Le riche suivit ce judicieux conseil, fila à toute vitesse sur son cheval et rattrapa le bon Dieu. Il lui parla avec amabilité et astuce, lui demanda de ne pas lui en vouloir de ne pas l'avoir laissé entrer ; il avait cherché la clé de la maison et pendant ce temps le cher hôte était déjà parti ; s'il repassait un jour par là, il fallait absolument qu'il vint chez lui.
- Oui, répondit le bon Dieu, si je repasse par ici sur le chemin du retour, je le ferai.
Le riche lui demanda alors s'il ne pourrait pas former trois vœux comme son voisin.

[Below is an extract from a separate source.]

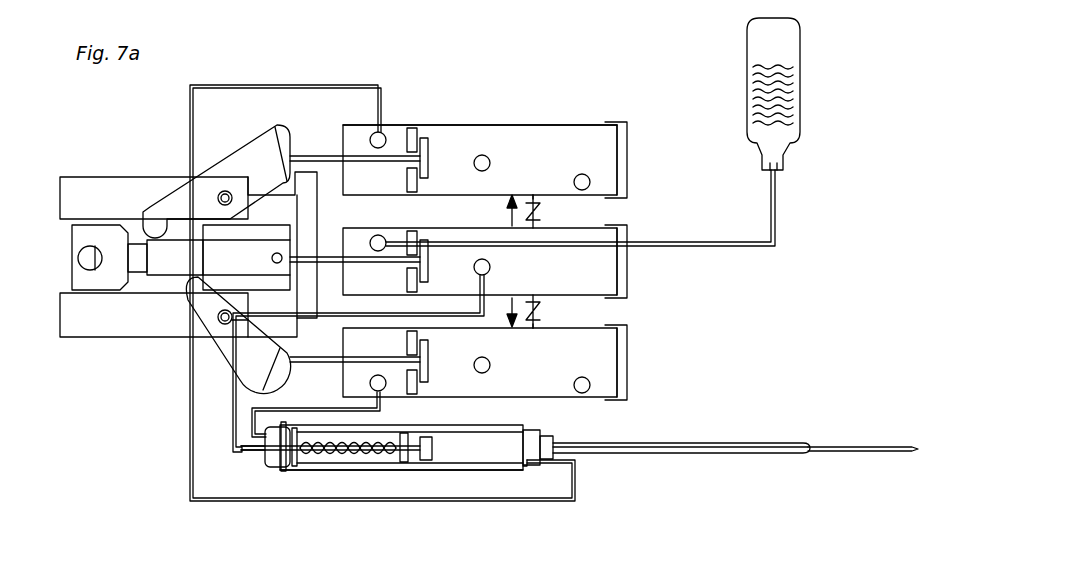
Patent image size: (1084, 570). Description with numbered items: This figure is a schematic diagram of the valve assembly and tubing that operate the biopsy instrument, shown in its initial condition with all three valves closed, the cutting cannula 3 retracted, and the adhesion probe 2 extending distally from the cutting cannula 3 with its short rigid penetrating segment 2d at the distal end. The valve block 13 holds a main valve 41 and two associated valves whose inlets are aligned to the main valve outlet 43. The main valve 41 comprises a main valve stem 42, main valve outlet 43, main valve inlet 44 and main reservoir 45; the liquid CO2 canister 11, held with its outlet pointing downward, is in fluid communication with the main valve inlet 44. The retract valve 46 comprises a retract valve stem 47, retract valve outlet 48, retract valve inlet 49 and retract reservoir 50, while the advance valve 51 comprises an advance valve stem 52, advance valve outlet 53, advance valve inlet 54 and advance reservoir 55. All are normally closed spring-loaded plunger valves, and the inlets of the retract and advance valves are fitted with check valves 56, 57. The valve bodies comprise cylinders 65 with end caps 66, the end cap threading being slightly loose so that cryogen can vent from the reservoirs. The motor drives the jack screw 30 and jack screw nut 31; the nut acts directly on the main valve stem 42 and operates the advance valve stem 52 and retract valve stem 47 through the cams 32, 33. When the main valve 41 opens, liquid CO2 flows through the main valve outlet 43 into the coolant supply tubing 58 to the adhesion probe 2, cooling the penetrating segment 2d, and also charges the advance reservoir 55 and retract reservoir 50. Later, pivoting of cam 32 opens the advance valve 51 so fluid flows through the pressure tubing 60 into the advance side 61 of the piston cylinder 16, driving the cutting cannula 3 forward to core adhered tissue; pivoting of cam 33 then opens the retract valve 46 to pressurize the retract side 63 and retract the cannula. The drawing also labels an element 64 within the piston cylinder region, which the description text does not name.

Oui, lui répondit le bon Dieu, il pouvait certes le faire ; mais cela ne serait pas bon pour lui ; il valait mieux s'en abstenir. Le riche dit qu'il trouverait bien quelque chose qui servirait à son bonheur s'il était sûr que cela se réaliserait. Le bon Dieu dit alors :
- Rentre chez toi et que les trois vœux que tu feras se réalisent.

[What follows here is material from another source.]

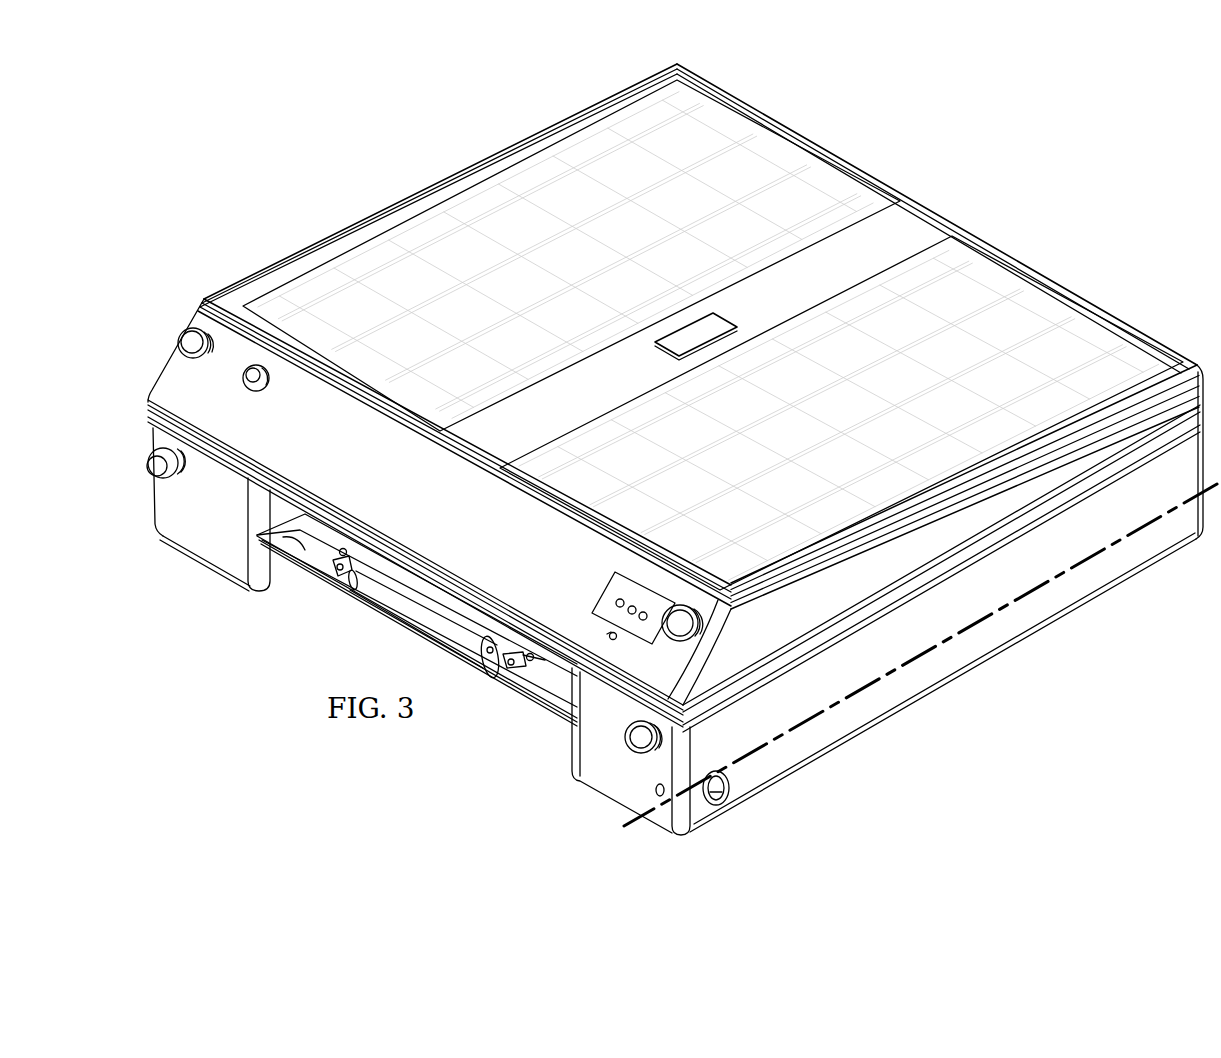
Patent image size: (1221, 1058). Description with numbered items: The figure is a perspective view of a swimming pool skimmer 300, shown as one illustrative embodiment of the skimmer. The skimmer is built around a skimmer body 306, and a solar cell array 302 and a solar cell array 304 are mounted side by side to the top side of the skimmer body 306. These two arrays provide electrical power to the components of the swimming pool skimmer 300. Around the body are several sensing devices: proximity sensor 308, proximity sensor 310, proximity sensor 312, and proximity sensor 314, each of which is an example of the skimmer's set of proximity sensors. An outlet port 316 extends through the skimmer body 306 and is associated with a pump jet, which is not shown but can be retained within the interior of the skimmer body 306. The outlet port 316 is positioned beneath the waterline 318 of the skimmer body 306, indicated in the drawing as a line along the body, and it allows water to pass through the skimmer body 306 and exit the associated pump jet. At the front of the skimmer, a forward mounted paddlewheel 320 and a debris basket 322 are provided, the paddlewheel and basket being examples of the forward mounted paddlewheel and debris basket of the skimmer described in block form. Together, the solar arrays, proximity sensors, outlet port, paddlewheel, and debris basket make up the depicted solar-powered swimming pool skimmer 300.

Le riche avait obtenu ce qu'il voulait. Il prit le chemin de sa maison tout en songeant à ce qu'il pourrait bien demander. Comme il méditait ainsi en laissant à son cheval la bride sur le cou, celui-ci se mit à gambader, si bien que l'homme en était sans cesse troublé et qu'il n'arrivait pas à concentrer son esprit. Il toucha le cheval de la main et dit :
- Tiens-toi tranquille !
Mais l'animal continuait à faire ses fariboles. Le riche finit par s'énerver et s'écria dans son impatience :
- Je voudrais que tu te rompes le cou !
À peine avait-il prononcé ces mots que, vlan ! le voilà par terre, le cheval mort à côté de lui ; son premier vœu était exaucé. Comme il était avare de nature, il ne voulut pas abandonner la selle. Il coupa le harnais et la mit sur son dos en reprenant sa route à pied. « Il me reste encore deux vœux », se disait-il pour se consoler. Comme il marchait ainsi sur la route poudreuse et que le soleil de midi commençait à brûler, il eut chaud et se sentit de mauvaise humeur ; la selle lui blessait le dos et il n'avait toujours pas trouvé ce qu'il pourrait souhaiter. « Même si je me souhaite toutes les richesses et tous les trésors de la terre, se disait-il en lui-même, il me viendra par la suite toutes sortes d'autres envies, je le sais d'avance ; il faut que je m'arrange de telle sorte qu'il ne me reste rien d'autre à souhaiter. » Et il soupira :
- Ah ! si j'étais un paysan bavarois libre de formuler trois vœux, je saurais que faire : Je souhaiterais de la bière d'abord de la bière autant que je pourrais en boire en second lieu ; et encore un tonneau de bière par-dessus le marché, comme troisième vœu.
Parfois, il croyait avoir trouvé, mais tout de suite après il pensait que cela ne suffisait pas. Il lui vint tout à coup à l'esprit que sa femme avait bien de la chance d'être à la maison dans sa chambre fraîche, en train de manger de bon appétit. Cette pensée l'irrita et, sans s'en rendre compte, il dit :
- Je voudrais qu'elle soit assise sur cette selle et ne puisse plus en descendre !
À peine avait-il dit ces mots que la selle disparaissait de son dos et il s'aperçut que son deuxième vœu avait été exaucé. Il commença alors à avoir vraiment chaud ; il se mit à courir avec l'intention de rentrer vite chez lui et de s'asseoir tout seul dans sa chambre pour y réfléchir à quelque chose de considérable pour son troisième vœu. Quand il arriva à la maison et ouvrit la porte, il vit sa femme au milieu de la pièce, assise sur la selle, ne pouvant en descendre, gémissant et criant. Il lui dit :
- Je vais te satisfaire ; je vais souhaiter pour toi toutes les richesses de la terre, mais reste assise où tu es.
Elle le traita d'animal et dit :
- À quoi me serviront toutes les richesses du monde si je reste assise sur cette selle ; tu as souhaité que j'y aille tu dois maintenant m'aider à en descendre.
Qu'il le voulût ou non, il lui fallut former le vœu qu'elle soit débarrassée de la selle et puisse en redescendre. Et aussitôt il fut exaucé. Il n'avait ainsi récolté dans l'affaire que du mécontentement, de la peine, des injures et la mort de son cheval. Les pauvres, eux, vécurent heureux, tranquilles et pieux jusqu'à leur sainte mort.